Otto glowered, how long had it taken Norman to find a replacement for him, he wondered. He glared up at Rachnid. And now he'd have to deal with yet another contender to his value at OSCORP.
“What about family? I have no use for an assistant whose interfering relatives might interrupt my work.”
“As I said: efficiency. No one came for you, did they?" Osborn smirked.
Otto felt his already wounded ego snap. One more word. One more word and Norman was a dead man…
But Osborn knew his limits. No more words came from his employer’s lips, just the same sickening smirk. It was paternal, his patience, as though Otto were nothing more than a petulant child on the verge of a fit, and every time, Otto was forced to swallow his pride.
“I…suppose he will be…sufficient. For an underling.”
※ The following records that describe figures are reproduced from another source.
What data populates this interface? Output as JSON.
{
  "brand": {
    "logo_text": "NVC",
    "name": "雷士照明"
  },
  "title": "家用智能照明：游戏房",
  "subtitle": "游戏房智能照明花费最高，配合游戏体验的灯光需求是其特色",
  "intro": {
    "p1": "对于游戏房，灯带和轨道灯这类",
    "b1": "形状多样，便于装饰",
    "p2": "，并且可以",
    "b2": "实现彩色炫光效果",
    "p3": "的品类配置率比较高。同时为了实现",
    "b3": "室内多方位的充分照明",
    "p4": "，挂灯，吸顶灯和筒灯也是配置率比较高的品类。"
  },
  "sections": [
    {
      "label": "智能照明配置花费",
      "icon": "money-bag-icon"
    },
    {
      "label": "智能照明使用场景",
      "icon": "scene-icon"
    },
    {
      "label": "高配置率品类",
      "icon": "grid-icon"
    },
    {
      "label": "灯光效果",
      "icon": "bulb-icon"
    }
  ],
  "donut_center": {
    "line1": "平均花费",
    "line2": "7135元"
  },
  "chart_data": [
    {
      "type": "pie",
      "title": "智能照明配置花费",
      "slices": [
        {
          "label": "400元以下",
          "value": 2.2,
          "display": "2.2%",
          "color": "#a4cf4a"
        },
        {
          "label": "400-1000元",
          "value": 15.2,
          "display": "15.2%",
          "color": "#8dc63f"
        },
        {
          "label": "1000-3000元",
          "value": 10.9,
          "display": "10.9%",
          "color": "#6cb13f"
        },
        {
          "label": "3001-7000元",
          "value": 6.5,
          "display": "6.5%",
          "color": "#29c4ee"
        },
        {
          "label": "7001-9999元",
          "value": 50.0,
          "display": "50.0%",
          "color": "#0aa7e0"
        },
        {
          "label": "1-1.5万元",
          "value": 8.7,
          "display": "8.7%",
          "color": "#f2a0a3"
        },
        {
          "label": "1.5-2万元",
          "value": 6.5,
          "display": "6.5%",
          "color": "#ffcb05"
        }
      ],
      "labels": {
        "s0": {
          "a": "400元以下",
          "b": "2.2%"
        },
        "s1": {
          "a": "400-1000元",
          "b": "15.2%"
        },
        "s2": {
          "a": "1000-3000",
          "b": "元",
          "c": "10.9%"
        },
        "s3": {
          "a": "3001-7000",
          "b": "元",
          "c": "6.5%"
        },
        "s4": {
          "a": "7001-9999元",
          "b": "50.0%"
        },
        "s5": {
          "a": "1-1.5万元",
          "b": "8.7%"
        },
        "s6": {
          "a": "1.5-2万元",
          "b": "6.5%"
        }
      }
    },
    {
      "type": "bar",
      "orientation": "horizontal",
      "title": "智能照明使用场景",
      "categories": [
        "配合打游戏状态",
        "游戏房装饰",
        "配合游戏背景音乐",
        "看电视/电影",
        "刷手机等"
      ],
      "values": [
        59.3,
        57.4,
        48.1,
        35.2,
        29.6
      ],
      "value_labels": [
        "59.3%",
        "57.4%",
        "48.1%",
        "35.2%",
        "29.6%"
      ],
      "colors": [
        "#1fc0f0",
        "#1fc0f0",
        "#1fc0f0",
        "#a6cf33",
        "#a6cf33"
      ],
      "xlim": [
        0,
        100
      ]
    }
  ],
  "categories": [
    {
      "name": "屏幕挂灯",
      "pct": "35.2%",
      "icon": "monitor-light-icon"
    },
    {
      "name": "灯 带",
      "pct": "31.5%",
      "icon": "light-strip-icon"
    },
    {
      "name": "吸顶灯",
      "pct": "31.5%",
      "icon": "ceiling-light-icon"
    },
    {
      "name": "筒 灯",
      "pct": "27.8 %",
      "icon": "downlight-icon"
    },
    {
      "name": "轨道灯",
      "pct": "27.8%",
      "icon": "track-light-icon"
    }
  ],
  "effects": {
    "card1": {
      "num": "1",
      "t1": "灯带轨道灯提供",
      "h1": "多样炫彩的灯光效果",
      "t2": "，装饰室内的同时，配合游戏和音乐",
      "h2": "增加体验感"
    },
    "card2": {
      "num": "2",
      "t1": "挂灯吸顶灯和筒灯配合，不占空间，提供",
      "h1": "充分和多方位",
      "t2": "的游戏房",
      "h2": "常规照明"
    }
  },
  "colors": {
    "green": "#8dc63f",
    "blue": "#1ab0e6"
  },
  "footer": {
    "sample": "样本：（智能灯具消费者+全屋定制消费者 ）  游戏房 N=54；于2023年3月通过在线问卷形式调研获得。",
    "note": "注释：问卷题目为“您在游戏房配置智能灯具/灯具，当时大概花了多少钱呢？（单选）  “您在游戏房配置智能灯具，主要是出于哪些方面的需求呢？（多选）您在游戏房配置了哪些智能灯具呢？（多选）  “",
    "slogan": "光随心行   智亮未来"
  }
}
“Wonderful. In that case…” Osborn taps a button on his wrist and Rachnid seizes, collapsing to the ground in a heap as the cables deliver a painful, but non-lethal charge directly to its brain. Norman grins as the electricity dances through the creature's nervous system. Otto looks away.
“I’ll take it from here, Otto. I have a few more tweaks I’d like to make before I place him in your care. Besides, shouldn’t you be getting back to work?”
Otto opens his mouth to respond, but armed guards run in to haul the unconscious man away and Norman Osborn flashes his teeth a final time before allowing himself to be swept along with them, leaving Otto alone in the darkened cell, with only the gasp of his respirator to accompany him.